A little-known US avionics company has secured a key role for itself in a project with the potential to be one of the most important in the US drive towards ‘free flight’.
Aviation Data System Innovations (ADSI) is to provide the avionics for one of the three datalink technologies being trialled by the US Cargo Airlines Association (CAA) later this year.
The CAA programme is intended first to provide a more sophisticated alternative to the conventional traffic alert and collision avoidance system (TCAS), but eventually to produce a usable version of the automatic dependent surveillance-broadcast (ADS-B) technique needed to enable ‘free flight’ to be introduced.
A critical element of the project is the comparison of three candidate datalink technologies with different technical characteristics: Mode S; VHF datalink Mode 4 (VDL-4 or STDMA); and the embryonic Universal Access Transponder (UAT).
Behind the dry assessment of the trio lies a fierce battle for long-term global acceptance with substantial industrial and political implications.
Loosely speaking, Mode S and UAT are effectively US systems, while VDL-4/STDMA was Swedish-invented and could potentially secure for Sweden, or certainly for Europe, a vital role in the development of the Future Air Navigation System (FANS).
Mode S operates in the 1090MHz band and is already used for TCAS applications; VDL-4 is a VHF system which uses the self-organising, time-division, multiple-access technique; and UAT is a newly developed hybrid concept developed by Mitre of the USA, combining TDMA characteristics with operation in the 966MHz band
In a new twist in the saga, ADSI, which acted as consultants to the interests backing VDL-4 through the tortuous ICAO approval process, has won the contract to provide VDL-4 avionics for the CAA’s ADS-B programme.
ADSI principal, Prasad Nair, says the company is a wholly owned offshoot of Project Management Enterprises (PMEI) of Bethesda, Maryland.
He claims to have developed the basic Swedish STDMA concept into a version of VDL-4 that is "more robust and acceptable as an international standard".

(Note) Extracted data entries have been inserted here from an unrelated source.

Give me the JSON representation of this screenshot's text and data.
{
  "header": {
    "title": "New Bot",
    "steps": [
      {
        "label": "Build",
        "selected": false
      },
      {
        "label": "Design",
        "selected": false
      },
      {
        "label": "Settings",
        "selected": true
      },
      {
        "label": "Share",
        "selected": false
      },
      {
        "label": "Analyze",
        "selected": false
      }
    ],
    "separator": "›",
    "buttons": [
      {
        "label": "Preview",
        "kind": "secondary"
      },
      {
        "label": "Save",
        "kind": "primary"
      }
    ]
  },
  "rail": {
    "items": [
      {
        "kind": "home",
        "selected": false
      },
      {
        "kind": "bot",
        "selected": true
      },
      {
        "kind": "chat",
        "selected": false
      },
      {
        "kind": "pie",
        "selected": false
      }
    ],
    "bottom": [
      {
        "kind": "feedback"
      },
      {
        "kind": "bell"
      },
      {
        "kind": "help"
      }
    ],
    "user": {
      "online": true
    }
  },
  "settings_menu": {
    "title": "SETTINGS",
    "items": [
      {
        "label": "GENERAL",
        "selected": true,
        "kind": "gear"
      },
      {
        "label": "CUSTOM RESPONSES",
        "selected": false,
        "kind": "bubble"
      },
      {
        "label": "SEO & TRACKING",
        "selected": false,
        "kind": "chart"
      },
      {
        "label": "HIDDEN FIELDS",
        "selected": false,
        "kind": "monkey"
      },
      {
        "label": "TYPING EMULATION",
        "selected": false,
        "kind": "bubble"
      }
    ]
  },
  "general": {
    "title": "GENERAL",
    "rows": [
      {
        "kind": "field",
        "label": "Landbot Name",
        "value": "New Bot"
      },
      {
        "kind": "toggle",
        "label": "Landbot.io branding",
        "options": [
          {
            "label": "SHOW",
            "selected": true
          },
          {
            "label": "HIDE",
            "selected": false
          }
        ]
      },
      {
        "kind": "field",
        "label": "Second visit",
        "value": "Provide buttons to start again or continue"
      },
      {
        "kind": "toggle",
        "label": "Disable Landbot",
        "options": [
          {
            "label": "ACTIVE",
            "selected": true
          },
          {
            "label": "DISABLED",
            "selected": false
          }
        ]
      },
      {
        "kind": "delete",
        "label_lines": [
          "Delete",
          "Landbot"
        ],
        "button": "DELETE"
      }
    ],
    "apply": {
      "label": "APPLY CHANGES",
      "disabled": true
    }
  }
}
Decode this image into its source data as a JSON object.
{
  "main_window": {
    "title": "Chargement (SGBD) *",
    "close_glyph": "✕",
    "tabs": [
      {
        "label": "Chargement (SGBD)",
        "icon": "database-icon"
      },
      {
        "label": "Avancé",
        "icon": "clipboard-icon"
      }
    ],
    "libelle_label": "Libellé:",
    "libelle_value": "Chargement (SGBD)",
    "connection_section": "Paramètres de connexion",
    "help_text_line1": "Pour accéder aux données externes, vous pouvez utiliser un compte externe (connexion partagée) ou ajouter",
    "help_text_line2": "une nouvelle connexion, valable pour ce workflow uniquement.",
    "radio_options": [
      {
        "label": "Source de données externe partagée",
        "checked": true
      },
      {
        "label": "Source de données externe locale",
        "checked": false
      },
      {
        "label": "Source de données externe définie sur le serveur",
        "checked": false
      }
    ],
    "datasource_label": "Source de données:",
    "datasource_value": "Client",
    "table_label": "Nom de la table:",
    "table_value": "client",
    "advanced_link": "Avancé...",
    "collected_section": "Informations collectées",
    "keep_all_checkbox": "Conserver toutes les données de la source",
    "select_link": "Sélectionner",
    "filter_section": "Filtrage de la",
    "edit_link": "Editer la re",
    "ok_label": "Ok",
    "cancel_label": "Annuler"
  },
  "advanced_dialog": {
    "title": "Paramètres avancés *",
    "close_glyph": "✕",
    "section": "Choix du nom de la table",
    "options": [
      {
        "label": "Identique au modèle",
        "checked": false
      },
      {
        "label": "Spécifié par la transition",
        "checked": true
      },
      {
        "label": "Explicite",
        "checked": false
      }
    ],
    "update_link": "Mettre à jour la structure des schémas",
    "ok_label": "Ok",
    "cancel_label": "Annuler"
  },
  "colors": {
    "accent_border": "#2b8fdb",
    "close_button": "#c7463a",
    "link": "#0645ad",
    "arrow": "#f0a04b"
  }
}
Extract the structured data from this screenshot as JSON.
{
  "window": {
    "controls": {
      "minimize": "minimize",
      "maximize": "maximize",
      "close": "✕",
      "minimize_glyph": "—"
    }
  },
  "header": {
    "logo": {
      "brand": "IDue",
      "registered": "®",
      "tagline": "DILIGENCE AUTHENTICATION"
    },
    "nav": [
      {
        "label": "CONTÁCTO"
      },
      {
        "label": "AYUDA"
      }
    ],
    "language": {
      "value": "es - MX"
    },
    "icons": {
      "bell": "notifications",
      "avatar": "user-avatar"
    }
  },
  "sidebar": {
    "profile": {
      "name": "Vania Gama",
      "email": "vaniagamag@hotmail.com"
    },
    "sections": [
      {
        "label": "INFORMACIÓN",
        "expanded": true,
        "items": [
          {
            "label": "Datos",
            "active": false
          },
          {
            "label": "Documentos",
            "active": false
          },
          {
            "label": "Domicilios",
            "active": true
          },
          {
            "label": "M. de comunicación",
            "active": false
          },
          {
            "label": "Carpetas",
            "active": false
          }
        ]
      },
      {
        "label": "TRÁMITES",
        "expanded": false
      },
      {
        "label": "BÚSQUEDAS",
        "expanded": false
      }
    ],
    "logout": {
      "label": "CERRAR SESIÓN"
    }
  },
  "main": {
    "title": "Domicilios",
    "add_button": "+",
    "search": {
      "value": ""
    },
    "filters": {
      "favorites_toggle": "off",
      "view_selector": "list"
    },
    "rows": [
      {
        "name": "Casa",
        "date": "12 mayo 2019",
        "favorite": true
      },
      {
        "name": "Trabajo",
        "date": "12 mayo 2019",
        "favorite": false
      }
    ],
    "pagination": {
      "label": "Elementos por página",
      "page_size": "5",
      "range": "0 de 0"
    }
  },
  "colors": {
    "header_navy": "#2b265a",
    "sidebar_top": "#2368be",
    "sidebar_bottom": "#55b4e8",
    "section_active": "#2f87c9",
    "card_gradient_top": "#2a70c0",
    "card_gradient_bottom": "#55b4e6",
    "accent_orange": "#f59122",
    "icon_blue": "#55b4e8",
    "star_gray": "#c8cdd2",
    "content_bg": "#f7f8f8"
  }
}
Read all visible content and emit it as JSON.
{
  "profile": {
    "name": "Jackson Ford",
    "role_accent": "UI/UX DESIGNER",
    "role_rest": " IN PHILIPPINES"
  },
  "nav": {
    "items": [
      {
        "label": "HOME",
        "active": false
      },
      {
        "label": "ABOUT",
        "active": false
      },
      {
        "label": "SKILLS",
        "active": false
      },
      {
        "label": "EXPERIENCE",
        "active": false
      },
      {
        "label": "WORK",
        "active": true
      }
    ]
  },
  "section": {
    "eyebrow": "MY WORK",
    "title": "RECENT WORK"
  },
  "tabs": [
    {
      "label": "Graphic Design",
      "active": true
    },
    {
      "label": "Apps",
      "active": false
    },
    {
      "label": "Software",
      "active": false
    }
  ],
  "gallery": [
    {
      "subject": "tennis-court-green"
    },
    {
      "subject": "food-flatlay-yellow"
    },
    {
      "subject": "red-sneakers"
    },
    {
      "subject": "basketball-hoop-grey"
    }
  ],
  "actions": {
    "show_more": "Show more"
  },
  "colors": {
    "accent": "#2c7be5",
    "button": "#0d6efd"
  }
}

Nair says that it became clear to ADSI and the Swedish CAA, which has been championing STDMA, that further work was needed to make the technology internationally acceptable.
As a result, ADSI has been trying "on our own initiative, unrelated to the European efforts, to create a US manufacturing base [for STDMA products".
Nair says that that attempt has "not been successful yet" because of the lack of an interested US partner, but ADSI has struck a deal with a Danish manufacturer of STDMA-related products to fulfill the CAA contract.
The requirement is for 20 examples of what ADSI calls its EFR-CA-200 model, which is an ARINC 429-standard, 3MCU (modular concept unit) box, currently certified to RTCA DO-178 Level D standards, but due to be Level C once the initial batch is delivered.
There seems little doubt that the attractiveness of STDMA for aviation purposes is likely to lead to some robust talking over proprietary rights but, for now, Nair insists that a "non-exclusive licence" he has acquired from STDMA-inventor Håkan Lans is adequate.
"Like it or not we compete with the other [STDMA] transponder manufacturers," he says, in a reference to the fact that a Swedish-produced transponder is already being trialled in Europe.